LiDAR-Based Online 3D Video Object Detection With Graph-Based Message Passing and Spatiotemporal Transformer Attention

Junbo Yin; Jianbing Shen; Chenye Guan; Dingfu Zhou; Ruigang Yang

2020 CVPR CVPR 2020

LiDAR-Based Online 3D Video Object Detection With Graph-Based Message Passing and Spatiotemporal Transformer Attention

Abstract

Existing LiDAR-based 3D object detectors usually focus on the single-frame detection, while ignoring the spatiotemporal information in consecutive point cloud frames. In this paper, we propose an end-to-end online 3D video object detector that operates on point cloud sequences. The proposed model comprises a spatial feature encoding component and a spatiotemporal feature aggregation component. In the former component, a novel Pillar Message Passing Network (PMPNet) is proposed to encode each discrete point cloud frame.
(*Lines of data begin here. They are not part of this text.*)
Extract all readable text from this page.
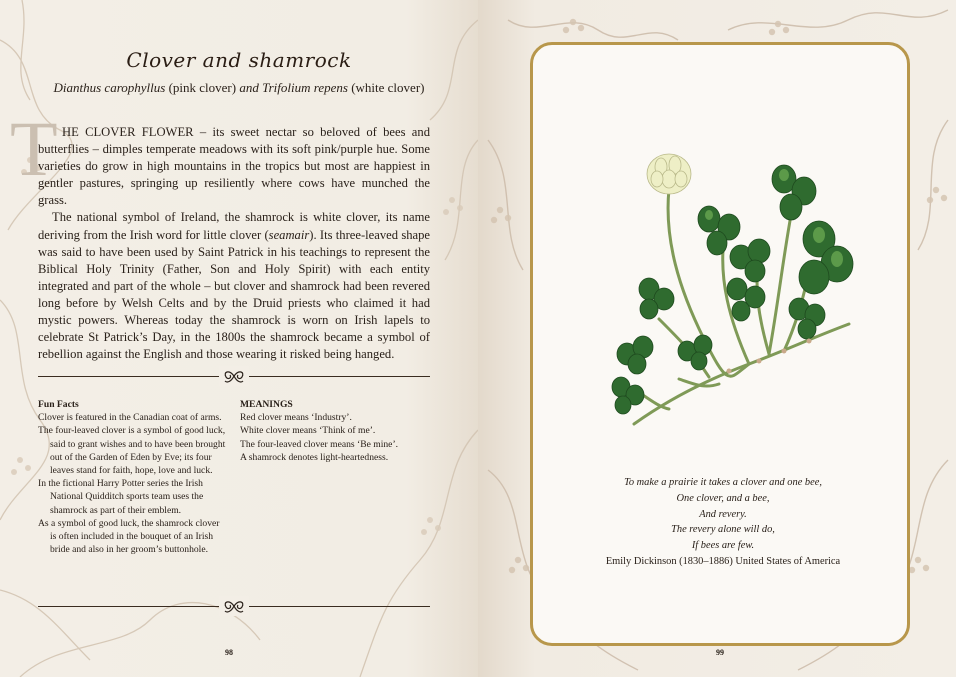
Clover and shamrock
Dianthus carophyllus (pink clover) and Trifolium repens (white clover)
T HE CLOVER FLOWER – its sweet nectar so beloved of bees and butterflies – dimples temperate meadows with its soft pink/purple hue. Some varieties do grow in high mountains in the tropics but most are happiest in gentler pastures, springing up resiliently where cows have munched the grass.

The national symbol of Ireland, the shamrock is white clover, its name deriving from the Irish word for little clover (seamair). Its three-leaved shape was said to have been used by Saint Patrick in his teachings to represent the Biblical Holy Trinity (Father, Son and Holy Spirit) with each entity integrated and part of the whole – but clover and shamrock had been revered long before by Welsh Celts and by the Druid priests who claimed it had mystic powers. Whereas today the shamrock is worn on Irish lapels to celebrate St Patrick’s Day, in the 1800s the shamrock became a symbol of rebellion against the English and those wearing it risked being hanged.

Fun Facts

Clover is featured in the Canadian coat of arms.

The four-leaved clover is a symbol of good luck, said to grant wishes and to have been brought out of the Garden of Eden by Eve; its four leaves stand for faith, hope, love and luck.

In the fictional Harry Potter series the Irish National Quidditch sports team uses the shamrock as part of their emblem.

As a symbol of good luck, the shamrock clover is often included in the bouquet of an Irish bride and also in her groom’s buttonhole.

MEANINGS

Red clover means ‘Industry’.

White clover means ‘Think of me’.

The four-leaved clover means ‘Be mine’.

A shamrock denotes light-heartedness.

98
To make a prairie it takes a clover and one bee,
One clover, and a bee,
And revery.
The revery alone will do,
If bees are few.
Emily Dickinson (1830–1886) United States of America
99
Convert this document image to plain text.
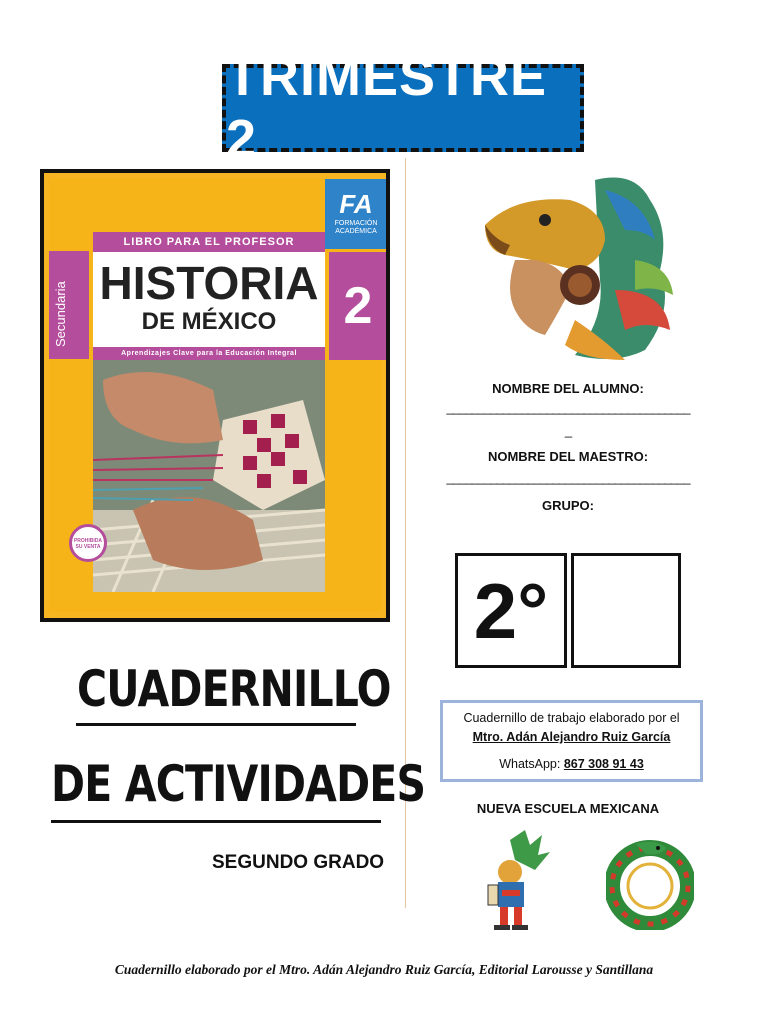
TRIMESTRE 2
Secundaria
FA
FORMACIÓN ACADÉMICA
LIBRO PARA EL PROFESOR
HISTORIA
DE MÉXICO	2
Aprendizajes Clave para la Educación Integral
PROHIBIDA SU VENTA
CUADERNILLO
DE ACTIVIDADES
SEGUNDO GRADO
NOMBRE DEL ALUMNO:
_______________________________________
_
NOMBRE DEL MAESTRO:
_______________________________________
GRUPO:
2°
Cuadernillo de trabajo elaborado por el
Mtro. Adán Alejandro Ruiz García
WhatsApp: 867 308 91 43
NUEVA ESCUELA MEXICANA
Cuadernillo elaborado por el Mtro. Adán Alejandro Ruiz García, Editorial Larousse y Santillana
It adaptively collects information for a pillar node from its neighbors by iterative message passing, which effectively enlarges the receptive field of the pillar feature. In the latter component, we propose an Attentive Spatiotemporal Transformer GRU (AST-GRU) to aggregate the spatiotemporal information, which enhances the conventional ConvGRU with an attentive memory gating mechanism. AST-GRU contains a Spatial Transformer Attention (STA) module and a Temporal Transformer Attention (TTA) module, which can emphasize the foreground objects and align the dynamic objects, respectively. Experimental results demonstrate that the proposed 3D video object detector achieves state-of-the-art performance on the large-scale nuScenes benchmark.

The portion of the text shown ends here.